Il rischio era la lacrima, lei lo sapeva ma anche stavolta ha tenuto. Ci sono molti modi per perdere ma stasera bisognava soprattutto evitare di mostrare la classica debolezza femminile. Bisognava rassicurare tutte che qualcun’altra romperà il soffitto che ora sembra di cemento e non di cristallo. Hillary Rodham Clinton, 69 anni di cui quasi 50 passati a far politica anche per interposto marito, ha gestito l’emozione e fatto quello che doveva, un buon discorso: la prima donna candidata alla presidenza degli Stati Uniti ha molti torti ma non quello di aver rinnegato durante una estenuante campagna elettorale la passione di una vita, la politica come metodo in vista di obiettivi, in un momento storico in cui vincono la frase ad effetto, l’improvvisazione, la spontaneità confusa per innocenza.
È subito arrivata al punto, «nel sogno americano c’è posto per tutti», a voler rassicurare coloro che dalla vittoria di Trump si sentono minacciati e irrisi, alcune donne, gli afroamericani, molti ispanici, comunità omosessuali e transgender. Ha confortato il suo elettorato come poteva fare una donna di partito del secolo scorso, è riuscita a trasmettere empatia quando ha lodato la sua campagna «Siete la parte migliore dell’America». Ha ringraziato senza infingimenti gli Obama che l’hanno aiutata forse più di quanto lei stessa si sarebbe aspettata o avrebbe fatto - e la sala è scattata in piedi e ha applaudito. Ha offerto aiuto e collaborazione «al nostro presidente Trump» ma ha sottolineato «che il Paese è diviso» .

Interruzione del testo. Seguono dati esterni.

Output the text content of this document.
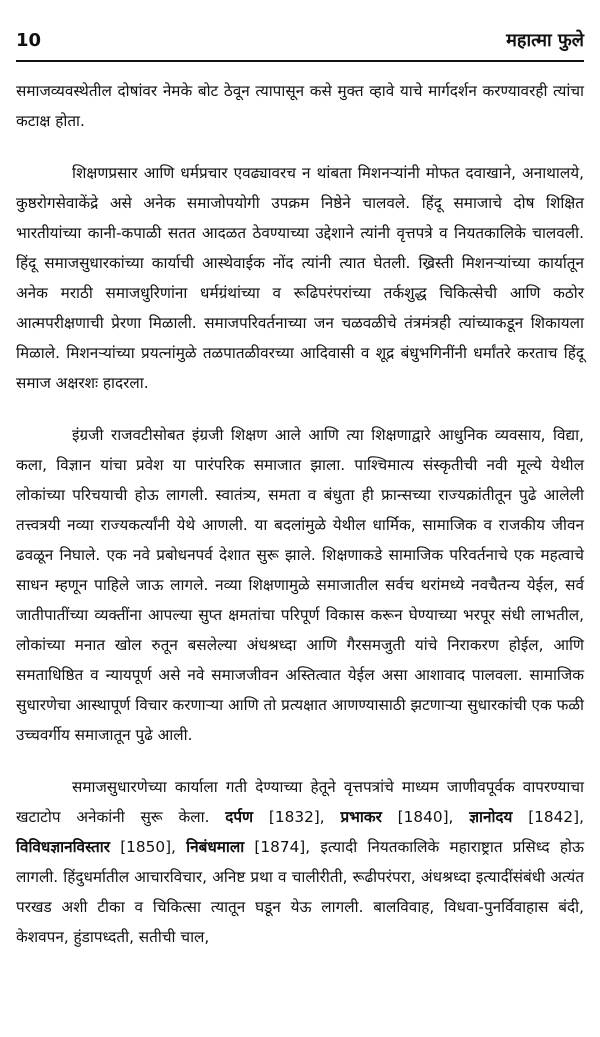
10	महात्मा फुले

समाजव्यवस्थेतील दोषांवर नेमके बोट ठेवून त्यापासून कसे मुक्त व्हावे याचे मार्गदर्शन करण्यावरही त्यांचा कटाक्ष होता.

शिक्षणप्रसार आणि धर्मप्रचार एवढ्यावरच न थांबता मिशनऱ्यांनी मोफत दवाखाने, अनाथालये, कुष्ठरोगसेवाकेंद्रे असे अनेक समाजोपयोगी उपक्रम निष्ठेने चालवले. हिंदू समाजाचे दोष शिक्षित भारतीयांच्या कानी-कपाळी सतत आदळत ठेवण्याच्या उद्देशाने त्यांनी वृत्तपत्रे व नियतकालिके चालवली. हिंदू समाजसुधारकांच्या कार्याची आस्थेवाईक नोंद त्यांनी त्यात घेतली. ख्रिस्ती मिशनऱ्यांच्या कार्यातून अनेक मराठी समाजधुरिणांना धर्मग्रंथांच्या व रूढिपरंपरांच्या तर्कशुद्ध चिकित्सेची आणि कठोर आत्मपरीक्षणाची प्रेरणा मिळाली. समाजपरिवर्तनाच्या जन चळवळीचे तंत्रमंत्रही त्यांच्याकडून शिकायला मिळाले. मिशनऱ्यांच्या प्रयत्नांमुळे तळपातळीवरच्या आदिवासी व शूद्र बंधुभगिनींनी धर्मांतरे करताच हिंदू समाज अक्षरशः हादरला.

इंग्रजी राजवटीसोबत इंग्रजी शिक्षण आले आणि त्या शिक्षणाद्वारे आधुनिक व्यवसाय, विद्या, कला, विज्ञान यांचा प्रवेश या पारंपरिक समाजात झाला. पाश्चिमात्य संस्कृतीची नवी मूल्ये येथील लोकांच्या परिचयाची होऊ लागली. स्वातंत्र्य, समता व बंधुता ही फ्रान्सच्या राज्यक्रांतीतून पुढे आलेली तत्त्वत्रयी नव्या राज्यकर्त्यांनी येथे आणली. या बदलांमुळे येथील धार्मिक, सामाजिक व राजकीय जीवन ढवळून निघाले. एक नवे प्रबोधनपर्व देशात सुरू झाले. शिक्षणाकडे सामाजिक परिवर्तनाचे एक महत्वाचे साधन म्हणून पाहिले जाऊ लागले. नव्या शिक्षणामुळे समाजातील सर्वच थरांमध्ये नवचैतन्य येईल, सर्व जातीपातींच्या व्यक्तींना आपल्या सुप्त क्षमतांचा परिपूर्ण विकास करून घेण्याच्या भरपूर संधी लाभतील, लोकांच्या मनात खोल रुतून बसलेल्या अंधश्रध्दा आणि गैरसमजुती यांचे निराकरण होईल, आणि समताधिष्ठित व न्यायपूर्ण असे नवे समाजजीवन अस्तित्वात येईल असा आशावाद पालवला. सामाजिक सुधारणेचा आस्थापूर्ण विचार करणाऱ्या आणि तो प्रत्यक्षात आणण्यासाठी झटणाऱ्या सुधारकांची एक फळी उच्चवर्गीय समाजातून पुढे आली.

समाजसुधारणेच्या कार्याला गती देण्याच्या हेतूने वृत्तपत्रांचे माध्यम जाणीवपूर्वक वापरण्याचा खटाटोप अनेकांनी सुरू केला. दर्पण [1832], प्रभाकर [1840], ज्ञानोदय [1842], विविधज्ञानविस्तार [1850], निबंधमाला [1874], इत्यादी नियतकालिके महाराष्ट्रात प्रसिध्द होऊ लागली. हिंदुधर्मातील आचारविचार, अनिष्ट प्रथा व चालीरीती, रूढीपरंपरा, अंधश्रध्दा इत्यादींसंबंधी अत्यंत परखड अशी टीका व चिकित्सा त्यातून घडून येऊ लागली. बालविवाह, विधवा-पुनर्विवाहास बंदी, केशवपन, हुंडापध्दती, सतीची चाल,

Clinton non ha ricordato le donne che l’hanno ispirata - sua madre o l’attivista afroamericana Marian Wright Edelman - ma ha parlato alle «giovani, le ragazze e le bambine, che devono avere la chance di realizzare i propri sogni». Come l’ha avuta lei a venti anni, occhialoni da tenace secchiona, e forse questa è stata la concessione umana di un’anziana professionista. È probabile che le verrà negato il titolo di madre della patria, di pioniera in una società di maschi anche perché molte donne non l’hanno mai amata né votata, ma è come se Clinton l’avesse già messo in conto. Prima di andar via abbraccia suo marito Bill, sua figlia Chelsea e il genero, come a dire noi siamo così, siamo stati più forti di qualunque cosa e siamo arrivati sin qui. C’eravamo quasi.